Curry County Sheriff Wesley Waller said the male student, an eighth-grader, told a classmate “that he had a loaded firearm in his backpack and he was going to shoot up the place.”
Students told a school principal they’d overheard the threat. The principal then notified a sheriff’s deputy who was making a routine security walk through the school as occurs most days, Waller said.
Waller said multiple deputies then responded to the school. They found the student still in Melrose but off campus where he’d gone with a parent.
“No weapon,” Waller said. “And the family accounted for the weapons that they own … they were all still securely locked up.”
The incident began just after 9 a.m. Wednesday, Waller said.

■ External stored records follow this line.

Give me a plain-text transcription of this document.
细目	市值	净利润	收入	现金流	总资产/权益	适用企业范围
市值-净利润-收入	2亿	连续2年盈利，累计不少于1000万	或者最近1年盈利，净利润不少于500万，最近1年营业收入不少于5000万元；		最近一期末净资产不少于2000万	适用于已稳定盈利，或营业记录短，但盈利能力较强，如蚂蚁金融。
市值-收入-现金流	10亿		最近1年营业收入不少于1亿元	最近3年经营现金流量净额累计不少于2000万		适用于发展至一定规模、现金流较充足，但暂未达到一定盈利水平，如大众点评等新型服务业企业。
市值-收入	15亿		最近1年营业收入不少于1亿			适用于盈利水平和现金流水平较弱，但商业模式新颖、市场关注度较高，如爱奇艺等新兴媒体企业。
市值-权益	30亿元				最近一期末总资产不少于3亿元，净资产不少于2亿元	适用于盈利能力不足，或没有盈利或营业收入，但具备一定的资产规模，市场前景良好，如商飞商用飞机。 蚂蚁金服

Officials last week were considering criminal charges, but it wasn’t clear Friday if any charges had been filed against the boy.
Melrose schools Superintendent Brian Stacy said the school was locked down as soon as the threat was known, meaning teachers and students sheltered in place and no one was allowed in or out of the school except for law enforcement.
Stacy said classes resumed as usual after the student was located and concerns were eliminated.
It was not immediately clear whether the incident was inspired by Tuesday’s elementary school shooting in Uvalde, Texas, in which 21 people were killed, mostly students.
Melrose schools are all housed in one complex. The district has about 300 students from pre-K through 12th grade.